5 Ways to Make the Perfect Explainer Video for a Southeast Asian Audience
Keep it short, sweet, and crystal clear
PHOTO CREDIT: Getty Images
While the vision an entrepreneur wants to achieve may be crystal clear to him, others may not be able to see it right away. This is where the explainer video can come in handy, which distills a start-up’s value proposition and business model in a short one to two minutes.
Though explainer videos are a crucial communications tool, brands may have trouble in getting them just right. Indonesia-based Breadnbeyond, which has produced more than 500 explainer videos for start-ups across the world, is an expert at this craft.
Apart from basic pointers, such as limiting explainer videos to 60 to 90 seconds, and making the video as visually attractive as possible, Andre Oentoro, founder and CEO of Breadnbeyond, has specific, actionable advice for brands in Southeast Asia.
1. Include a call to action
Brands too often still don’t ask the people who watch their video to do anything. Oentoro gave a convincing analogy for how useless it is to create an explainer video without a call to action.
“Let’s put it this way: you send out a party invitation to everyone on your contact list, but you don’t include the venue and time,” he says, “Nobody will show up.”
2. Stay involved in the process
With a firm like Breadnbeyond, some clients may assume that it’s sufficient to brief them on what you want and then sit back and let them work their magic. This, of course, is less than ideal.
Oentoro says they try to engage with clients throughout the process as much as possible. He says, “We do this because we realize that nobody knows a company better than themselves. We might know some information about what they sell and where they’re from, but we can’t know for sure who your target market is,” he says. “In other words, if you’re a start-up and about to make an explainer video, be sure to stay involved with the process.”
And don’t be afraid to pitch your ideas.
“For start-ups with wild ideas: don’t be afraid to pitch any wild ideas to whichever studio you pick to make your explainer video,” he adds.
3. Measure the explainer video’s performance
Oentoro recommends A/B testing between how a page performs with and without an explainer video. “No design changes, just the addition of explainer video,” he says.
While he says that traffic and views are an important concern, much more relevant is exposure to your target audience, particularly with regard to how often they are converting to your specific call to action.
“Remember that being known by a few people that are relevant is more important than being known by thousands of irrelevant people. Do not stress over small number of views. As long as you ensure that those viewers are within your target market, you’ll be fine,” he says.
4. Consider localization
Since companies in Southeast Asia may operate in several different markets, he suggests that founders consider the extent to which they will need to localize the explainer video. But there is no hard rule.
“As an example, there is a commercial explainer video in Bahasa made by Go-Jek, an Indonesian unicorn start-up. Their target market is Indonesian-speakingpeople. In that case, it doesn’t need captions in other languages,” Oentoro says.
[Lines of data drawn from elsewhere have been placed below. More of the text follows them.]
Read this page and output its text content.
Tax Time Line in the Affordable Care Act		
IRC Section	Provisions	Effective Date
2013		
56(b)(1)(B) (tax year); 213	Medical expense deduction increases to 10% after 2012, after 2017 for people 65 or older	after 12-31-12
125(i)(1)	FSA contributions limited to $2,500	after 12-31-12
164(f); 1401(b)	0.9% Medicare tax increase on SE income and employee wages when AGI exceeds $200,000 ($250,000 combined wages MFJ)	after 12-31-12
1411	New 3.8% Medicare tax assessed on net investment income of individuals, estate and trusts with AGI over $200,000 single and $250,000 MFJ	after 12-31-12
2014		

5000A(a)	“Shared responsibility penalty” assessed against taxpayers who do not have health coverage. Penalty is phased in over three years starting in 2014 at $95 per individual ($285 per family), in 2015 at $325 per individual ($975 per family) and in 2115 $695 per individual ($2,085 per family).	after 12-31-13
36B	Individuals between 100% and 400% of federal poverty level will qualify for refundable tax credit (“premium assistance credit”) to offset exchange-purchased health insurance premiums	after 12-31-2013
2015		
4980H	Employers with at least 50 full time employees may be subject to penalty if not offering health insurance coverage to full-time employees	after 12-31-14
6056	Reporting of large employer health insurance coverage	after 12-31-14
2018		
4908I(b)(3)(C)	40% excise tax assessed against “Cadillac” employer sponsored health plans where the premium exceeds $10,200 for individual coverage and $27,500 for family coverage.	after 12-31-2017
In contrast, Breadnbeyond made an explainer video for DesignCrowd, which they wanted to spread across different countries. As a result, they went beyond including just localized captions and went straight ahead into producing localized scripts.
“We translated the script to six different languages and several English dialects (Australian English, British English, US English, Indian English, etc.). This one obviously needs to have some degree of captioning, in English and/or other languages,” he says.
5. Promote, promote, and promote
Oentoro says the ideal place to put your explainer video on your website is where it can be most easily seen. “That means at the top (vertically) and center (horizontally) of your homepage or landing page,” he says.
Still, start-ups shouldn’t just place the video there and pray it converts—founders have to actively promote the page. Breadnbeyond, for example, experimented with Facebook Ads.
“I had conducted some experiments with our own video, and we can get our cost per engagement as low as $0.01, which is great,” he says, but notes that it’s not so much the specific actions that matter but your orientation. “What really matters is you track the results and analyze it, and do something to improve them.”